Bezos hopes that one day it will be possible to move the heavy industry off the planet and into cislunar space, benefiting in this way planet Earth (Blue Origin has a heavy-lift reusable launch vehicle, which makes the company slightly sustainable).
In June Bezos stated in a video about the flight, "To see the Earth from space, it changes you, it changes your relationship with this planet, with humanity". But you wonder if, to change your relationship with humanity and the entire planet you really have to go on an 11-minute suborbital flight (maybe in his case it would have been enough to listen to Amazon's exploited workers or switch on the TV and watch the devastation of deadly floods caused by climate change all over the world...).
Bezos stated he has always dreamt of going to space since he was a child, but he is not the only billionaire who has eyed space. This very modern race boasts indeed other billionaire men (why never a billionaire woman?) all fighting for the control of the public-private space industry: British billionaire Sir Richard Branson for example has been making a fool of himself since the mid-'80s talking about space flights for ordinary people. Nothing happened for decades, which made Branson sound like your crazy drunk cousin telling everybody at family meetings and reunions about some grand plan he had that, inevitably, never came to fruition.
Branson eventually managed to take a flight to the edge of space aboard Virgin Galactic's VSS Unity spacecraft, a sort of spaceplane, on 11th July this year.
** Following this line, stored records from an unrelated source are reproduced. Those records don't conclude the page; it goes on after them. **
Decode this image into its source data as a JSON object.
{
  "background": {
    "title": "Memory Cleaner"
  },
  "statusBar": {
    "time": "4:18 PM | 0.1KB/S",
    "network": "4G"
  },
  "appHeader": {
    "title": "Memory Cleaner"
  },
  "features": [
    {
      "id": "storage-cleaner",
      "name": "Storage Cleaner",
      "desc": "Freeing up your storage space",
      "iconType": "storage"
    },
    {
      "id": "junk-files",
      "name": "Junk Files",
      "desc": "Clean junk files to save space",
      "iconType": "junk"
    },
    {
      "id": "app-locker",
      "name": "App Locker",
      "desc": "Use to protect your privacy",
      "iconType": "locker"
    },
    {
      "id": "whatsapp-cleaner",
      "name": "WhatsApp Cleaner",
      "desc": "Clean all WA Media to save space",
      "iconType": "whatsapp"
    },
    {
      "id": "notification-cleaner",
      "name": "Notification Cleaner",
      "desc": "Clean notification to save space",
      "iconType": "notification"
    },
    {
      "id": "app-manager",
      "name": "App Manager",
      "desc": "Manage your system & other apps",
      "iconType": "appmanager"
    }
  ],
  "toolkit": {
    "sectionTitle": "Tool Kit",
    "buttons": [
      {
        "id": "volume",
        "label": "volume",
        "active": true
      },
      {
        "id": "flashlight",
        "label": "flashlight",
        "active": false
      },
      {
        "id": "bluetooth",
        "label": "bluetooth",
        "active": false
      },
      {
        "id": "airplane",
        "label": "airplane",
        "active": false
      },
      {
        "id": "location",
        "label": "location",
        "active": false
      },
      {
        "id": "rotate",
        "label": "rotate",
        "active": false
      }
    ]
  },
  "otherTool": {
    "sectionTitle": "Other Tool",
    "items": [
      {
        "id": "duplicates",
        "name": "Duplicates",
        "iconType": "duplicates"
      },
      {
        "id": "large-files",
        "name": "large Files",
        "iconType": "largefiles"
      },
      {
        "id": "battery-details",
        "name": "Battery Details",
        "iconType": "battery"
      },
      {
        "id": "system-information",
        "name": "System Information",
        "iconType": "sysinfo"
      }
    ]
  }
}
Together with three other passengers and two pilots, Branson reached an altitude of 53 miles (85 km), lower than the 62 mile (100 km) Kármán line.
Then there's visionary madman Elon Musk, chief executive of electric car maker Tesla and founder of the aerospace company Space Exploration Technologies Corporation, in short SpaceX. Surprisingly, Musk hasn't announced on Twitter that he may be going in orbit next week with a Shiba Inu dog as a tribute to the Doge cryptocurrency (something that would have been more entertaining for me and my bored nephew), but the billionaire's space transportation company has a mission scheduled for September - sending an all-civilian crew for a several-day orbital flight (Inspiration4 mission) aboard its Crew Dragon capsule.
In the meantime, in April, NASA chose SpaceX to build a lunar lander as part of the Artemis mission to send humans to the Moon by 2024 for the first time since the final Apollo mission in 1972. Besides, Elon Musk's company is already carrying astronauts to the International Space Station (ISS).
Who knows, maybe in a few years' time Blue Origin, Virgin Galactic and Space X will be like contemporary cheap airlines flying people to space, but, for the time being, some of these ventures especially Bezos and Branson's space travels feel like epically cosmic ego-trips (in which they ventured with rather banal uniforms, I mean couldn't they have enlisted a fashion designer?).
And while the commercial space era is looming, it is worth noting that things are radically changing and what was once funded by governments is now in the hands of private companies and investors and partially aimed at rich people.
Godspeed the new age of space tourism? As we stand, with our feet firmly on the ground, in between Coronavirus, the Delta variant, financial crises, job losses, income inequalities, poverty and climate change, it actually looks like life on Earth for mere mortals is the usual constant battle. So, we can only dream of becoming space tourists, passengers and settlers, while we dread already of becoming trapped in a future dystopia in which Amazon workers toil not only on planet Earth but also in a warehouse somewhere in space. Godspeed to us all, then.